Com duplicação na BR 116, tempo de viagem cai cerca de 2h30

Duplicação do trecho na Serra do Cafezal completou um ano em dezembro
Duplicação do trecho na Serra do Cafezal completou um ano em dezembro (Foto: Divulgação/Autopista Régis Bittencourt)

Após um ano da entrega ao tráfego dos últimos trechos de duplicação da Serra do Cafezal, entre Juquitiba e Miracatu (SP) — liberados em dezembro de 2017 — a descida da Serra pelas BR-116, que antes era realizada em uma média de 3 horas, agora é possível ser feita num tempo médio de 25 minutos, em condições normais. O trecho de pouco mais de 30 quilômetros era um dos grandes gargalos rodoviários no País.
Com a duplicação completa da Serra do Cafezal, a rodovia Régis Bittencourt (BR-116), principal eixo logístico entre as regiões Sul e Sudeste do país, se consolida como corredor privilegiado para a entrada e saída de mercadorias para o Brasil e o Mercosul.

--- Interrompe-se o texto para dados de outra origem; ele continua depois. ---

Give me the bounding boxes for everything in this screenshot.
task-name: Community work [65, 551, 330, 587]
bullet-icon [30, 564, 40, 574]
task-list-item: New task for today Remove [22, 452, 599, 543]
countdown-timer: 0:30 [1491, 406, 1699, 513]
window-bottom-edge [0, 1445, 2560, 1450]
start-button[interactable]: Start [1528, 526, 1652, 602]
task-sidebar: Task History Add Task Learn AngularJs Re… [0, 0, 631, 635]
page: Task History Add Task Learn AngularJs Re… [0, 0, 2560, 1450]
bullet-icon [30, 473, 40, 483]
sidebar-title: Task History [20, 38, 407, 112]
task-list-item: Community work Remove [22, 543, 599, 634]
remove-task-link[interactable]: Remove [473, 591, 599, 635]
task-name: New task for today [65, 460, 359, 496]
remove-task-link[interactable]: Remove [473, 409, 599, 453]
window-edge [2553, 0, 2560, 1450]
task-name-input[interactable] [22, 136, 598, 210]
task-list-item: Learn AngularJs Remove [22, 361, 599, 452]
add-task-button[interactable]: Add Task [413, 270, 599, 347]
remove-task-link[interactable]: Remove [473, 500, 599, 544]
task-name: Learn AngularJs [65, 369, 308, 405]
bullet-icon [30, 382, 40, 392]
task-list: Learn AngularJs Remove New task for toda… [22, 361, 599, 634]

A Régis é uma nova opção de acesso a pontos e destinos turísticos em municípios da região do Vale do Ribeira e dos litorais paulista, paranaense e catarinense, promovendo aumento de fluxo de veículos e, por consequência, maior desenvolvimento socioeconômico e de negócios nessas localidades.
“A duplicação encerrou um gargalo logístico que perdurou por anos e, agora, abre o caminho para acelerar o crescimento econômico do País”, afirma do diretor superintendente da Arteris Régis Bittencourt, Nelson Segnini Bossolan.
Ao longo do ano passado, outras obras foram entregues pela concessionária, como novos retornos, recuperação de pavimento, e uma área de escape no km 353 da pista sul (sentido Curitiba) da BR-116/SP. Liberado desde agosto/18, o dispositivo serve de auxílio aos motoristas que perdem o freio na descida da Serra do Cafezal.